Wilson’s reaction is to set the record straight in a New York Times op-ed piece. Plame’s reaction is to soldier on in silence. The White House’s reaction is to smear Wilson and out his wife — in a violation of federal law. But, hey, when you’re comfortable attacking a sovereign nation under false pretenses, blowing an operative’s cover probably won’t cost you a whole lot of sleep. Even when it results in the murders of dozens of her informants across the Middle East — as many as 70, according to some reports. Scooter Libby took the fall, but you just know his boss, Cheney, was behind it all.

For much of the movie, the couple’s marriage also looks likely to prove a casualty of the crime. The script by brothers Jez and John-Henry Butterworth — based on memoirs by Plame and Wilson — is astute in noting the fissures and fault lines that begin to threaten a relationship systematically subjected to the level of nonstop stress this one was.

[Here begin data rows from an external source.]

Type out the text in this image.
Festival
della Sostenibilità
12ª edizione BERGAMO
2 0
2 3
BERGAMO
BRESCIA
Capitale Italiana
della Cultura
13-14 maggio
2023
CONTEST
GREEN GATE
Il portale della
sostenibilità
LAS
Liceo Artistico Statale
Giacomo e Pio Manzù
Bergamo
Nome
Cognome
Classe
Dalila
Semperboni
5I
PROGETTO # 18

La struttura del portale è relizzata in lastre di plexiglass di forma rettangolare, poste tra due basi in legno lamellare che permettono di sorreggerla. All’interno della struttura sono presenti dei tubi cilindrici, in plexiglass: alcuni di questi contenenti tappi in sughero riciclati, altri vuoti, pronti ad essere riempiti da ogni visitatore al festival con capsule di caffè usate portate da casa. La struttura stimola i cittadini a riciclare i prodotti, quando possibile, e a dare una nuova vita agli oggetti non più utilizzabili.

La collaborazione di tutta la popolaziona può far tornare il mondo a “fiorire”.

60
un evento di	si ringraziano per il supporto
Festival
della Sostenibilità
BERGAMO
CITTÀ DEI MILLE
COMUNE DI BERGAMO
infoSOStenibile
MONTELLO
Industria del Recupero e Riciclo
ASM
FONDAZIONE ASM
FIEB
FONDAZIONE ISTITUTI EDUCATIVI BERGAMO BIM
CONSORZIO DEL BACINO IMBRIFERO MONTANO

Watts does wonderfully subtle, complex work here, and Penn was born for his role. They’re terrifically convincing as imperfect people struggling to find the right path out of an impossible situation. Liman returns to form in the wake of the embarrassment that was Jumper. He gives the picture a riveting, docudrama feel by casting actors in certain key parts (Libby and Karl Rove, for example) but also incorporating archival footage of the president and vice president — in effect, compelling them to play themselves. It’s a ballsy experiment that pays off in a big way.

A piece of advice: Bring your blood-pressure pills if you already use them, and get a prescription before seeing this if you don’t. As in Charles Ferguson’s equally incendiary Inside Job, many evildoers are exposed, but not one pays a price. While he ought to be on trial for war crimes, George W. Bush is on a book tour instead.